Certification expands the company's capabilities to handle cGMP development for schedule II, III, IV and V
US Contract manufacturer PCI Synthesis has obtained registration and certification from the US Drug Enforcement Administration (DEA) to handle Schedule II, III, IV and V controlled substances. With DEA registration, the company will be able to work on projects that are considered controlled substances or the raw materials that are used to produce them.
'Expanding the type of substances we can work with positions PCI Synthesis to meet the growing demand for new molecules that make use of the medical value of controlled substances,' said Edward S. Price, president of PCI Synthesis. 'As a cGMP facility that has DEA certification, we can assure our sponsors that the work we do can take them from discovery all the way through commercialisation.'
In preparation for these new substances, the company has invested in new systems, processes and training so that it can manufacture controlled substances in its Newburyport facility. It has also conducted an audit by a third party to ensure PCI Synthesis is in compliance with the requirements to earn and maintain its DEA registration.

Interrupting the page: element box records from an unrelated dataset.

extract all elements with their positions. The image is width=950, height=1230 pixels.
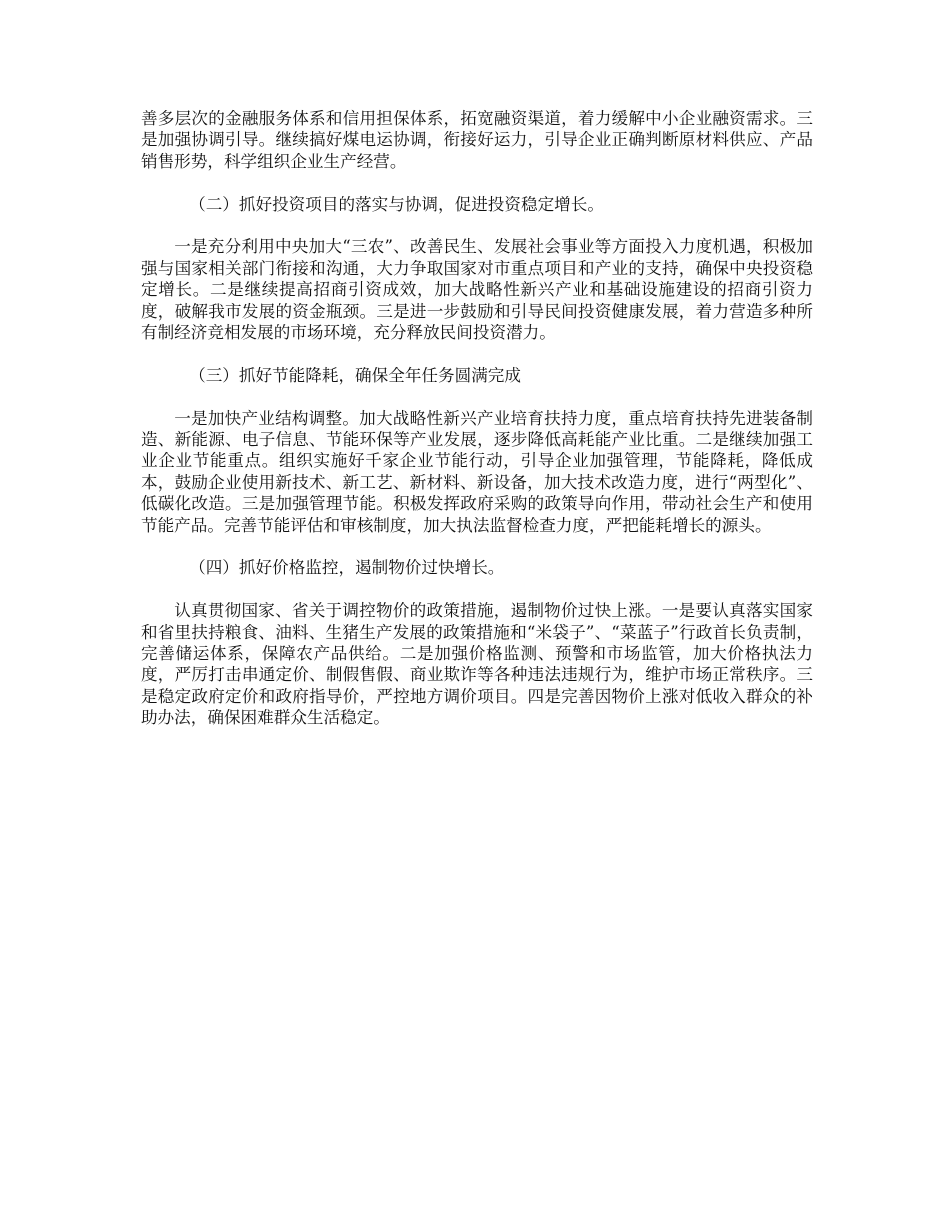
section-heading-investment: （二）抓好投资项目的落实与协调，促进投资稳定增长。 xyxy=(189,194,604,214)
document-body xyxy=(141,108,813,750)
section-heading-price-control: （四）抓好价格监控，遏制物价过快增长。 xyxy=(189,558,505,578)
paragraph-continuation: 善多层次的金融服务体系和信用担保体系，拓宽融资渠道，着力缓解中小企业融资需求。三是加强协调引导。继续搞好煤电运协调，衔接好运力，引导企业正确判断原材料供应、产品销售形势，科学组织企业生产经营。 xyxy=(141,109,813,171)
section-heading-energy-saving: （三）抓好节能降耗，确保全年任务圆满完成 xyxy=(189,365,521,385)
paragraph-energy-saving: 一是加快产业结构调整。加大战略性新兴产业培育扶持力度，重点培育扶持先进装备制造、新能源、电子信息、节能环保等产业发展，逐步降低高耗能产业比重。二是继续加强工业企业节能重点。组织实施好千家企业节能行动，引导企业加强管理，节能降耗，降低成本，鼓励企业使用新技术、新工艺、新材料、新设备，加大技术改造力度，进行“两型化”、低碳化改造。三是加强管理节能。积极发挥政府采购的政策导向作用，带动社会生产和使用节能产品。完善节能评估和审核制度，加大执法监督检查力度，严把能耗增长的源头。 xyxy=(141,408,813,535)
paragraph-price-control: 认真贯彻国家、省关于调控物价的政策措施，遏制物价过快上涨。一是要认真落实国家和省里扶持粮食、油料、生猪生产发展的政策措施和“米袋子”、“菜蓝子”行政首长负责制，完善储运体系，保障农产品供给。二是加强价格监测、预警和市场监管，加大价格执法力度，严厉打击串通定价、制假售假、商业欺诈等各种违法违规行为，维护市场正常秩序。三是稳定政府定价和政府指导价，严控地方调价项目。四是完善因物价上涨对低收入群众的补助办法，确保困难群众生活稳定。 xyxy=(141,601,813,728)
paragraph-investment: 一是充分利用中央加大“三农”、改善民生、发展社会事业等方面投入力度机遇，积极加强与国家相关部门衔接和沟通，大力争取国家对市重点项目和产业的支持，确保中央投资稳定增长。二是继续提高招商引资成效，加大战略性新兴产业和基础设施建设的招商引资力度，破解我市发展的资金瓶颈。三是进一步鼓励和引导民间投资健康发展，着力营造多种所有制经济竞相发展的市场环境，充分释放民间投资潜力。 xyxy=(141,237,813,343)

'DEA certification for these kinds of controlled substances opens a new dimension for PCI Synthesis in terms of the types of projects the company can pursue,' said Jim Bruno at Chemical and Pharmaceutical Solutions, a New Jersey-based consultancy. 'Once PCI Synthesis receives the DEA certification, it will be able to do R&D and move those projects into commercial production.'
PCI Synthesis, which provides small and mid-sized companies with the expertise to manufacture complex small molecules to be used as APIs, earlier this year announced that its commercially approved products portfolio now includes nine products that either have or are imminently receiving FDA approval for sale in the US. The company has more than 17 API and other advanced materials products in its commercial pipeline.